Viennent ensuite un Châteauneuf-du-Pape La Bernardine Chapoutier vers 1960 (année illisible), le Châteauneuf-du-Pape J. Mommessin 1933 que j’ai apporté (il s’agit de la maison bourguignonne fondée en 1865, célèbre pour son Clos de Tart) et un Châteauneuf-du-Pape Domaine de Beaucastel rouge 1954 dont la bouteille soufflée à la main et lourde est très ancienne. Le Chapoutier est très beau. Toute cette série est vraiment très belle. On attend très longtemps que le plat arrive, et le 1933 est éblouissant, nettement plus jeune que le 1954. Son niveau parfait et son bouchon remarquablement intact impressionnent mes convives.

Nous avons ensuite trois Châteauneuf-du-Pape Clos des Papes, le 1988, le 1983 et le 1985. Le 1988 est un peu strict, limité, sévère. Le 1983 est brillant. Le 1985 est entre les deux, puis me plait plus. Les trois sont assez âpres, au goût de poivre et de tabac. Ils représentent le Châteauneuf-du-Pape dans sa maturité.

Nous suivons avec trois Châteauneuf-du-Pape Domaine du Pégau Cuvée Laurence, le 1983, le 1995 et le 2001. Ce Châteauneuf-du-Pape est extrêmement célèbre et à la mode sur tous les forums. J’avais eu extrêmement de mal avec son da Capo 2003, vraiment loin de tout vin habituel. La densité du 1983 est superbe. C’est beau, dense, franc, fait de poivre, de cassis, de tabac et de bois. Le 1995 est strictement identique avec simplement un peu plus de fruit rouge. Le 2001 est une promesse de grand vin, mais pour mon palais, c’est encore trop jeune. Le 1983 est éblouissant sur la viande de veau.

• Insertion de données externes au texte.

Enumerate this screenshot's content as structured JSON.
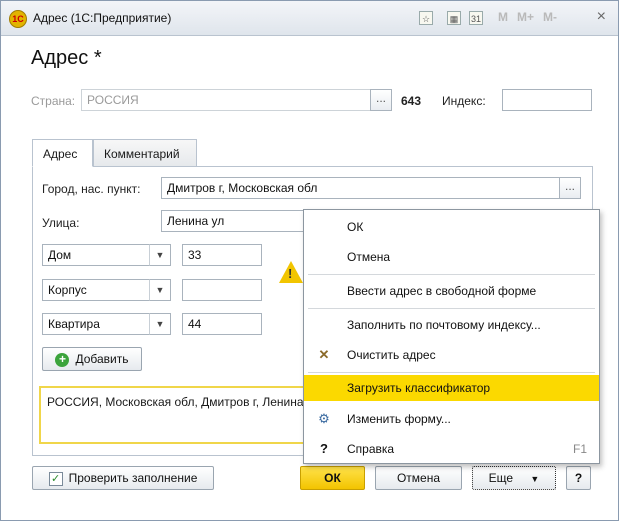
{
  "window": {
    "title": "Адрес (1С:Предприятие)",
    "logo_text": "1С",
    "close_glyph": "×"
  },
  "titlebar_tools": [
    "M",
    "M+",
    "M-"
  ],
  "page": {
    "heading": "Адрес *"
  },
  "country": {
    "label": "Страна:",
    "value": "РОССИЯ",
    "code": "643",
    "index_label": "Индекс:",
    "index_value": ""
  },
  "tabs": [
    {
      "label": "Адрес",
      "active": true
    },
    {
      "label": "Комментарий",
      "active": false
    }
  ],
  "address": {
    "city_label": "Город, нас. пункт:",
    "city_value": "Дмитров г, Московская обл",
    "street_label": "Улица:",
    "street_value": "Ленина ул",
    "rows": [
      {
        "type": "Дом",
        "value": "33"
      },
      {
        "type": "Корпус",
        "value": ""
      },
      {
        "type": "Квартира",
        "value": "44"
      }
    ],
    "add_label": "Добавить",
    "summary": "РОССИЯ, Московская обл, Дмитров г, Ленина ул"
  },
  "dots": "...",
  "bottom": {
    "check_label": "Проверить заполнение",
    "ok_label": "ОК",
    "cancel_label": "Отмена",
    "more_label": "Еще",
    "help_label": "?"
  },
  "menu": {
    "items": [
      {
        "label": "ОК",
        "icon": "",
        "shortcut": ""
      },
      {
        "label": "Отмена",
        "icon": "",
        "shortcut": ""
      },
      {
        "label": "Ввести адрес в свободной форме",
        "icon": "",
        "shortcut": ""
      },
      {
        "label": "Заполнить по почтовому индексу...",
        "icon": "",
        "shortcut": ""
      },
      {
        "label": "Очистить адрес",
        "icon": "✕",
        "shortcut": ""
      },
      {
        "label": "Загрузить классификатор",
        "icon": "",
        "shortcut": ""
      },
      {
        "label": "Изменить форму...",
        "icon": "⚙",
        "shortcut": ""
      },
      {
        "label": "Справка",
        "icon": "?",
        "shortcut": "F1"
      }
    ]
  },
  "colors": {
    "accent": "#fbd900",
    "primary_button": "#f3c400",
    "frame": "#8a9bb0"
  }
}
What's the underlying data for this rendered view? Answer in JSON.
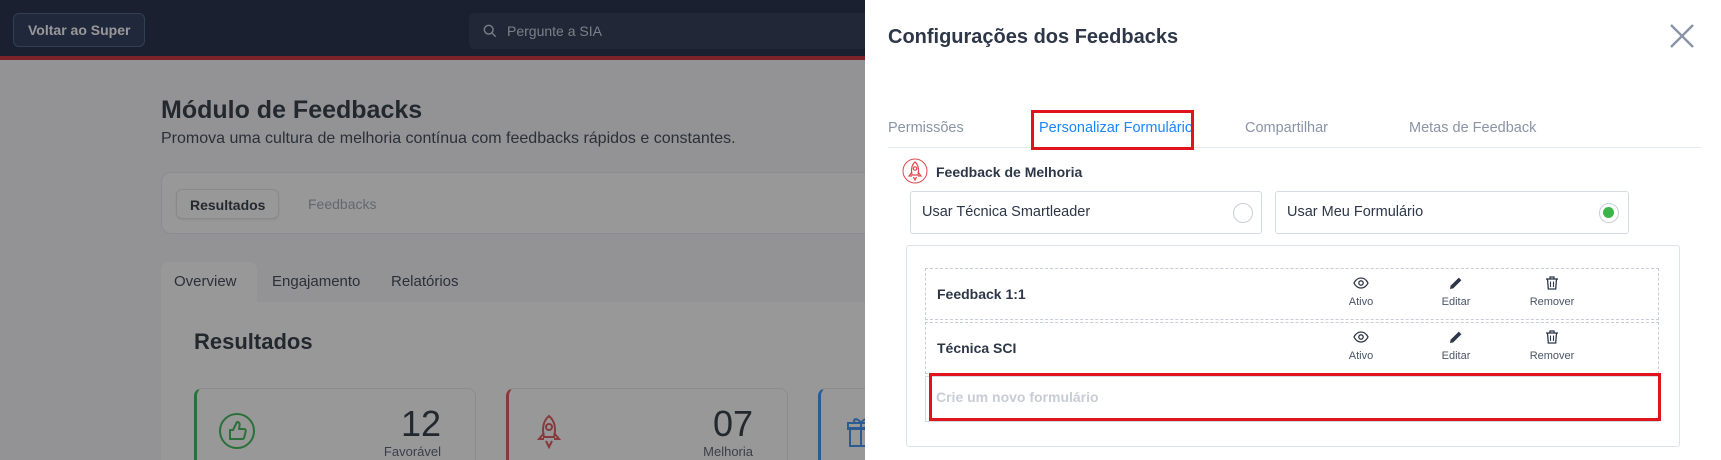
{
  "app": {
    "back_button": "Voltar ao Super",
    "search_placeholder": "Pergunte a SIA",
    "page_title": "Módulo de Feedbacks",
    "page_subtitle": "Promova uma cultura de melhoria contínua com feedbacks rápidos e constantes.",
    "tabs": [
      "Resultados",
      "Feedbacks"
    ],
    "subtabs": [
      "Overview",
      "Engajamento",
      "Relatórios"
    ],
    "results_title": "Resultados",
    "stats": [
      {
        "value": "12",
        "label": "Favorável",
        "icon": "thumbs-up-icon",
        "color": "#2fb34a"
      },
      {
        "value": "07",
        "label": "Melhoria",
        "icon": "rocket-icon",
        "color": "#e0494f"
      },
      {
        "value": "",
        "label": "",
        "icon": "gift-icon",
        "color": "#2f8af5"
      }
    ],
    "colors": {
      "topbar": "#0e1a36",
      "accent_bar": "#c8202b"
    }
  },
  "drawer": {
    "title": "Configurações dos Feedbacks",
    "tabs": [
      "Permissões",
      "Personalizar Formulário",
      "Compartilhar",
      "Metas de Feedback"
    ],
    "active_tab": "Personalizar Formulário",
    "section_title": "Feedback de Melhoria",
    "options": [
      {
        "label": "Usar Técnica Smartleader",
        "selected": false
      },
      {
        "label": "Usar Meu Formulário",
        "selected": true
      }
    ],
    "forms": [
      {
        "name": "Feedback 1:1"
      },
      {
        "name": "Técnica SCI"
      }
    ],
    "actions": {
      "view": "Ativo",
      "edit": "Editar",
      "remove": "Remover"
    },
    "new_form_placeholder": "Crie um novo formulário",
    "colors": {
      "active_tab": "#1a85ff",
      "highlight": "#e0141c",
      "radio_on": "#39b54a"
    }
  }
}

La dernière série est : Châteauneuf-du-Pape Bonneau 1996, Châteauneuf-du-Pape Beaucastel 1989 et Châteauneuf-du-Pape Clos du Caillou 1998. Le 1996 est un peu coincé, le 1989 n’est pas encore ouvert et le 1998 est magnifique, d’une structure précise. C’est un beau vin. Quand le 1989 s’ouvre, il prend le pas sur les deux autres. Je fais mon classement et l’un des convives demande qu’on fasse notre tiercé.

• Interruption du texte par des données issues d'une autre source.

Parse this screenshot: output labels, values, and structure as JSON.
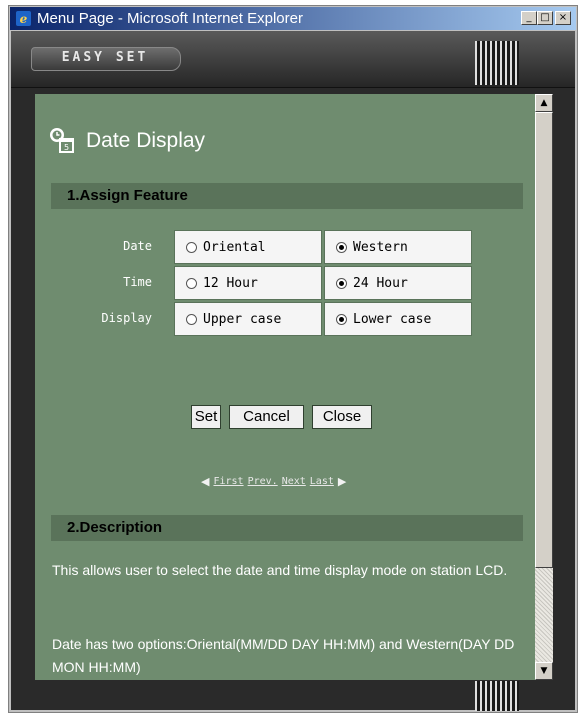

Le 1933 Mommessin obtient 3 places de premier, 2 places de second et 2 places de troisième. Le 2001 Pegau emporte 3 places de premier et 1 place de troisième. Le 1983 Pégau reçoit 1 place de premier, 2 places de second et 2 places de troisième. Le 1989 Beaucastel gagne 1 place de premier, 1 place de second et 1 place de troisième. Le classement final des huit convives dont deux britanniques, cinq belges et un français est : Mommessin 1933, 2001 Pégau et 1983 Pégau. Je suis assez content que mon vin, le plus ancien de la soirée, ait été apprécié par des palais plus enclins à boire des vins jeunes, et placé en vainqueur. Le plus ancien et le plus jeune ont été couronnés. Une belle prestation de vins de Châteauneuf-du-Pape de grand talent qui démentrent qu’ils savent braver le temps. On était loinde ma définition des vins « vieux ». L’ambiance fut amicale, décontractée, sans étalage d’érudition. Une soirée épuisante, car il me fallait rentrer à Paris, mais réussie, dans un restaurant qui mérite le détour.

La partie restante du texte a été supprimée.